Muscular (hypertrophic) subaortic stenosis (hypertrophic obstructive cardiomyopathy): the evidence for true obstruction to left ventricular outflow.

1986 
The clinical and haemodynamic significance of the subaortic pressure gradient in patients with muscular (hypertrophic) subaortic stenosis (hypertrophic obstructive cardiomyopathy) has long been debated. In this report we summarize the evidence which indicates that true obstruction to left ventricular outflow exists in these patients. Rapid left ventricular ejection, through an outflow tract narrowed by ventricular septal hypertrophy, results in Venturi forces causing systolic anterior motion of the anterior (or posterior) mitral leaflets. Mitral leaflet-septal contact results in obstruction to outflow and the accompanying mitral regurgitation.
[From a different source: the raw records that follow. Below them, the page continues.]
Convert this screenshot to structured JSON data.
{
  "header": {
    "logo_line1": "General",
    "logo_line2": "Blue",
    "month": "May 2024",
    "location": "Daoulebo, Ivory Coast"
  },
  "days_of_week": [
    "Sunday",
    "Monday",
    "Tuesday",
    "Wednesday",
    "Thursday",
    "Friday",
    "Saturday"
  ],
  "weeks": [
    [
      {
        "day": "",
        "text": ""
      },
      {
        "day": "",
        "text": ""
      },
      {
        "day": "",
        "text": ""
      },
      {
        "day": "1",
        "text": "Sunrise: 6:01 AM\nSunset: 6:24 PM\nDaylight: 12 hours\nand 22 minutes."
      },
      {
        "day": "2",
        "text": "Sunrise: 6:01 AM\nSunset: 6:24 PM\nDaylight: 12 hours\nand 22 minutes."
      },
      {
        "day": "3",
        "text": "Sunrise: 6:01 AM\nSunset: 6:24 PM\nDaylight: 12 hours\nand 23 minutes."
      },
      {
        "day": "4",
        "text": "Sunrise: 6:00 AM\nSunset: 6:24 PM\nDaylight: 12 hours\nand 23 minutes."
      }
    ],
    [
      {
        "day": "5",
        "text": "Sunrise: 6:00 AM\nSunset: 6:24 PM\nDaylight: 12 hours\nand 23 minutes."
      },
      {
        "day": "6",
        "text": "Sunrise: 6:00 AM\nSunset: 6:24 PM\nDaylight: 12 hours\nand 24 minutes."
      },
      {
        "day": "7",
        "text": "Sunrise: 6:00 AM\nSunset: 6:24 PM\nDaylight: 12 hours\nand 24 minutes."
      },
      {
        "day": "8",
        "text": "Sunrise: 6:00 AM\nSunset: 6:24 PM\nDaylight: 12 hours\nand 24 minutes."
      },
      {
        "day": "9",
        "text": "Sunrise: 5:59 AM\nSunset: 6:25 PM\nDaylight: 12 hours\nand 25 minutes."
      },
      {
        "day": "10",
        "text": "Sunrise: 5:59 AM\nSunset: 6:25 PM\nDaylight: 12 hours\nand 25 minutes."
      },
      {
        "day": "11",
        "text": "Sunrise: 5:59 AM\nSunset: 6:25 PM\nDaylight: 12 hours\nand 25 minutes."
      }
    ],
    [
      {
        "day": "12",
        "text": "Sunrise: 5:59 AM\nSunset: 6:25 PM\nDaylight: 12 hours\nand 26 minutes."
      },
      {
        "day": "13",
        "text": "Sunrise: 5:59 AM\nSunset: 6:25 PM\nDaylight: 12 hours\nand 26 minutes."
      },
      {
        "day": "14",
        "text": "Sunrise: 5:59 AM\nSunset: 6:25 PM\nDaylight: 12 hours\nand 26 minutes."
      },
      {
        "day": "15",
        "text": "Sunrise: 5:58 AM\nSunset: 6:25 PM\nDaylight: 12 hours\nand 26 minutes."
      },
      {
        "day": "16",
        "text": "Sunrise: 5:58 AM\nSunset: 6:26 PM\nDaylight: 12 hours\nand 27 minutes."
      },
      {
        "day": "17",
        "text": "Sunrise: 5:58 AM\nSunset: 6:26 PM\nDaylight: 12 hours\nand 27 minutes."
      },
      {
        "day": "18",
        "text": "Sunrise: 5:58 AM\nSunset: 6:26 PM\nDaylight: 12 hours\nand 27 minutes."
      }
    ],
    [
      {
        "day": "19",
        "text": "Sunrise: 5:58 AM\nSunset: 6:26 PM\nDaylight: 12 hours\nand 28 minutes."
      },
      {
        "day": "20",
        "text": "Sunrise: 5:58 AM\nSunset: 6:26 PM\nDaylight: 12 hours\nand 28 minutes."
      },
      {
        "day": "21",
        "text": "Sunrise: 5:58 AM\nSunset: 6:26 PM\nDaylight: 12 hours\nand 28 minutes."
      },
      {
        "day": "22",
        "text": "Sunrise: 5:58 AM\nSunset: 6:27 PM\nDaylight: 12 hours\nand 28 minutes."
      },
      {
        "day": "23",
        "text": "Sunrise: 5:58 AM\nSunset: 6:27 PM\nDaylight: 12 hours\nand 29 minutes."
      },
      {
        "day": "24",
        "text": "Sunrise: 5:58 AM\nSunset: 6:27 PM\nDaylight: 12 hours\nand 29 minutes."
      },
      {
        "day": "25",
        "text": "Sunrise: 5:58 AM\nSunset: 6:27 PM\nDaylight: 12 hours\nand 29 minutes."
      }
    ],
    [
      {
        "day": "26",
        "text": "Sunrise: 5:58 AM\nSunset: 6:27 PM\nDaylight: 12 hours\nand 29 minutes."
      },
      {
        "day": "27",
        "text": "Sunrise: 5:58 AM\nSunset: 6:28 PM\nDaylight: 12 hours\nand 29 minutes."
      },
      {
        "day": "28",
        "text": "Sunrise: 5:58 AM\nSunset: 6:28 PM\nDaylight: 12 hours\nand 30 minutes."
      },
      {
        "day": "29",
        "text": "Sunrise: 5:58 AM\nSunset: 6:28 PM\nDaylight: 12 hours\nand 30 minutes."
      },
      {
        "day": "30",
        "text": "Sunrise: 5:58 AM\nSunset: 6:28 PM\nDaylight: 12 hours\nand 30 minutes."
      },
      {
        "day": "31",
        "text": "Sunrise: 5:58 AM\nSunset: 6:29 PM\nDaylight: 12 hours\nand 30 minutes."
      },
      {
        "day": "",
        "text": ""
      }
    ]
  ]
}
The time of onset of mitral leaflet-septal contact determines the magnitude of the pressure gradient and the severity of the mitral regurgitation, as well as the degree of prolongation of left ventricular ejection time and the percentage of left ventricular stroke volume that is ejected in the presence of an obstructive pressure gradient. Early and prolonged mitral leaflet-septal contact results in a large pressure gradient, significant mitral regurgitation, as well as dramatic prolongation of the ejection time and a large percentage of left ventricular stroke volume being obstructed. Late and short mitral leaflet-septal contact results in little haemodynamic perturbation. Hypertrophic cardiomyopathy patients with obstructive pressure gradients are significantly more symptomatic than those without. Thus the obstructive pressure gradients in hypertrophic cardiomyopathy are of clinical as well as haemodynamic significance. To deny the existence of obstruction to outflow in patients with muscular subaortic stenosis is to deny these patients appropriate medical and surgical therapy.